The whole experience taught me that agentic engineering is a lot like being a founder. You want to work on the high-level vision, but you have to be comfortable lasering in on details to ensure the quality bar is high enough to actually execute on it. Entropy is the default when you're building with AI. Agents generate code fast, and fast code accumulates debt. Someone has to periodically intervene to keep the architecture honest. I've gotten better at building harnesses that maintain quality: automated gates, scoped agent responsibilities, nightly debrief loops with Kea that produce meaningfully better-prioritized work the next day. I don't think human oversight ever reaches zero. It just gets more efficient over time. The job isn't to build software with AI. It's to build the harness that makes AI build software well.
99 Posts
One more confession before the current state of things. Until today, this blog had 99 posts. All of them were AI-generated release notes, multiple per day, documenting every micro-change in breathless detail. I let the content pipeline run unsupervised, and it did what unsupervised AI does: produced volume without quality. Ninety-nine posts and not one of them was worth reading. I deleted all of them. If we're going to publish something, it should be worth reading. This is the first post under that standard.
Where Things Stand
Wild Lands, the core game, is a 2D top-down action roguelite. You explore procedurally generated fields, fight enemies with melee combat, and discover towns with shops and upgrades. It runs in the browser with mobile support. A lot of the early challenges are solved. Fullscreen works well. We have a sprite animation pipeline and a store with real weapons. I can play for a solid 5-10 minutes without hitting bugs and actually have fun. My playtesters are still sometimes confused about what they should be doing, and it still feels a bit pointless without a larger arc. But it's a real working game, and I'm proud of it.

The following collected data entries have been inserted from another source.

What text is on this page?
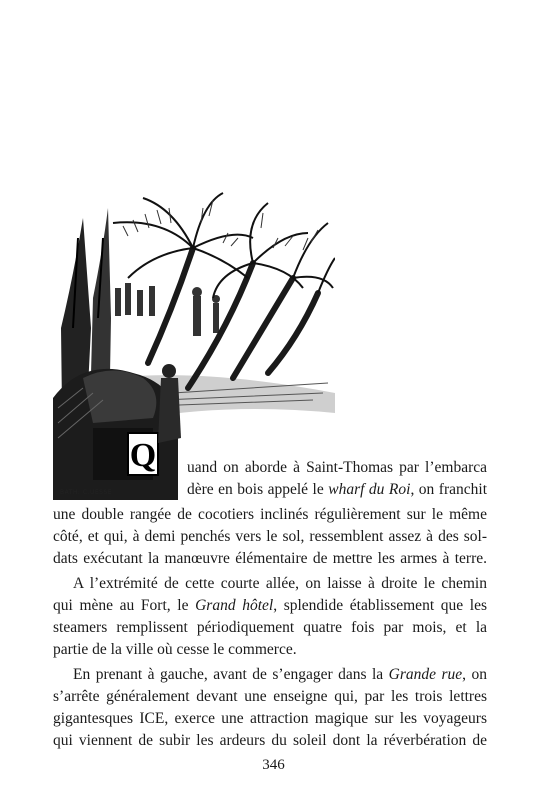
Q
BATH: C.UESSE
uand on aborde à Saint-Thomas par l’embarca
dère en bois appelé le wharf du Roi, on franchit
une double rangée de cocotiers inclinés régulièrement sur le même
côté, et qui, à demi penchés vers le sol, ressemblent assez à des sol-
dats exécutant la manœuvre élémentaire de mettre les armes à terre.
A l’extrémité de cette courte allée, on laisse à droite le chemin
qui mène au Fort, le Grand hôtel, splendide établissement que les
steamers remplissent périodiquement quatre fois par mois, et la
partie de la ville où cesse le commerce.
En prenant à gauche, avant de s’engager dans la Grande rue, on
s’arrête généralement devant une enseigne qui, par les trois lettres
gigantesques ICE, exerce une attraction magique sur les voyageurs
qui viennent de subir les ardeurs du soleil dont la réverbération de
346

The whole thing runs on a monorepo with shared styles and platform detection, Turborepo for builds, and Vercel for deploys. No frameworks. Just HTML, CSS, JavaScript, and canvas.
What's Next
Now that the scaffold is solid, the interesting work starts. Wild Lands can render a world, populate it with enemies, and let you fight through it. What it can't do yet is make you care. The game needs meaning: a story worth following, monsters that feel distinct and threatening, NPCs worth talking to, progression that gives exploration real weight. I want to build a game where the further you go from town, the more dangerous and rewarding things get. Something that makes you want to push just a little further each run. That's the next challenge.
The workflows I've built to get here (agent harnesses, quality gates, the mobile development loop) took real effort to figure out. I think those tools could be useful to other people building with AI, and I think there's something interesting in opening up game development so non-technical people can contribute meaningfully to games they care about. That's where Kaviox is headed longer term.
And the submarine? Now that I actually know how to manage AI-generated code, I want to go back and revive it. Fix the slop, get it added as one of the Kaviox games, and start improving it with the tools and discipline I didn't have the first time around. A year ago, I shelved that project because the debt won. This time, I know how to fight it.
Three and a half weeks in, and I finally have the spark back.
Wild Lands is playable now. It's not done, but it's real.